Hoger beroep van Centrale Raad van Beroep, 29 de Enero de 2008

Datum uitspraak29 de Enero de 2008
Uitgevende instantie:Centrale Raad van Beroep

06/6675 WWB

Centrale Raad van Beroep

Enkelvoudige kamer

U I T S P R A A K

op het hoger beroep van:

[Appellant],

tegen de uitspraak van de rechtbank Utrecht van 18 oktober 2006, 06/1413 (hierna: aangevallen uitspraak),

in het geding tussen:

appellant

en

het College van burgemeester en wethouders van de gemeente Soest (hierna: College)

Datum uitspraak: 29 januari 2008

  1. PROCESVERLOOP

    Appellant heeft hoger beroep ingesteld.

    Het College heeft een verweerschrift ingediend.
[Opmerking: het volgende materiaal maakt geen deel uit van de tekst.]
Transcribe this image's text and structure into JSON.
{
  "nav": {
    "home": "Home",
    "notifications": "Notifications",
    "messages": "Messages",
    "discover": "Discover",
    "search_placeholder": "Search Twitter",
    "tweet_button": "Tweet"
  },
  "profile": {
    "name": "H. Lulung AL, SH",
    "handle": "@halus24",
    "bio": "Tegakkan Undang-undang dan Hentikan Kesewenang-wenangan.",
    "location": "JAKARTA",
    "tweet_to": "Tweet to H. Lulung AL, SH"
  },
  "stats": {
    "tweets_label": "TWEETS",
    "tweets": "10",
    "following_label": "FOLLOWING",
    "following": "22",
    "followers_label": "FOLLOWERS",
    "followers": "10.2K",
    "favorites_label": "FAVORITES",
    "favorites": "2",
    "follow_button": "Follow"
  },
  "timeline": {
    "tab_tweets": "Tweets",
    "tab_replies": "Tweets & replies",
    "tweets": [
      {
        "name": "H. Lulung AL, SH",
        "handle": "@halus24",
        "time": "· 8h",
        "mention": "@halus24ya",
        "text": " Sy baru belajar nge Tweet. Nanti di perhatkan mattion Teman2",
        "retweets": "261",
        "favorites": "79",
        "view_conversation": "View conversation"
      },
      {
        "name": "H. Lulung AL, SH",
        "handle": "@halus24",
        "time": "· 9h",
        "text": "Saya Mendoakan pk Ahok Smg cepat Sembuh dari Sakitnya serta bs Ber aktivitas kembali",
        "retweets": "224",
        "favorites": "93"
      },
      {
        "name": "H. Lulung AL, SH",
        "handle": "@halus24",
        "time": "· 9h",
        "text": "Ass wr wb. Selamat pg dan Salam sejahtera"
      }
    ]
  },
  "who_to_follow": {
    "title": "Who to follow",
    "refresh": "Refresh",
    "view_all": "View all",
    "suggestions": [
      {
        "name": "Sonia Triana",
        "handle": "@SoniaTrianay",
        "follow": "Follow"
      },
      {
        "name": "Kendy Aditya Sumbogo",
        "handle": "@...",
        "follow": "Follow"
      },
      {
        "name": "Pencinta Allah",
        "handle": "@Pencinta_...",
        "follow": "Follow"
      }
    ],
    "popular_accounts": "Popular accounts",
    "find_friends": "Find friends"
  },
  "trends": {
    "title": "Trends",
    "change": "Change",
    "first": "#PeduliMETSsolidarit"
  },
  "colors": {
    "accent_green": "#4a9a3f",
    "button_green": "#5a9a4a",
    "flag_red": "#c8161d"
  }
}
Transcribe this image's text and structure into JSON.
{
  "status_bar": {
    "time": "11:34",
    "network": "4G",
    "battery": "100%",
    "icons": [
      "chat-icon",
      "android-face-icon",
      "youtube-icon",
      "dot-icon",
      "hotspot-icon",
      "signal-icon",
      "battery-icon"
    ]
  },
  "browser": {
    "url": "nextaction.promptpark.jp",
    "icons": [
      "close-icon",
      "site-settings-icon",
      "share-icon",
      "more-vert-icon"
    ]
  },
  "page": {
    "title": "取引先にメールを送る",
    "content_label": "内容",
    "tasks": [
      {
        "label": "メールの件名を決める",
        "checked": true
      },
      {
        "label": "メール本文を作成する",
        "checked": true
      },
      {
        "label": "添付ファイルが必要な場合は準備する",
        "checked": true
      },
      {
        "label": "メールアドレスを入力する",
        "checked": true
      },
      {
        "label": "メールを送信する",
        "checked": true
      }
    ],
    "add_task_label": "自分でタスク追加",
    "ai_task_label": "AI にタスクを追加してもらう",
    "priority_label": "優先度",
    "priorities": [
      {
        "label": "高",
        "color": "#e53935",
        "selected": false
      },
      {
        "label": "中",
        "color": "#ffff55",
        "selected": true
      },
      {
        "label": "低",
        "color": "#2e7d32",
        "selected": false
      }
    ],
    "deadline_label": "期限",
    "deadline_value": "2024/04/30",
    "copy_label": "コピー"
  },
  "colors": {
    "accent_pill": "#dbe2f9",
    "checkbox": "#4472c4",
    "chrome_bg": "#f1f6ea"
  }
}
    De zaak is ter behandeling aan de orde gesteld op 18 december 2007, waar partijen niet zijn verschenen.

  2. OVERWEGINGEN

    De Raad gaat uit van de volgende in dit geding van belang zijnde feiten en omstandigheden.

    Op 16 december 2005 heeft appellant een bezwaarschrift ingediend. De bezwaren van appellant zijn als volgt omschreven: "Algemene bezwaren jegens de Sociale Dienst en andere uitvoerenden (longitudinaal) 'Algemeen bezwaarschrift' ".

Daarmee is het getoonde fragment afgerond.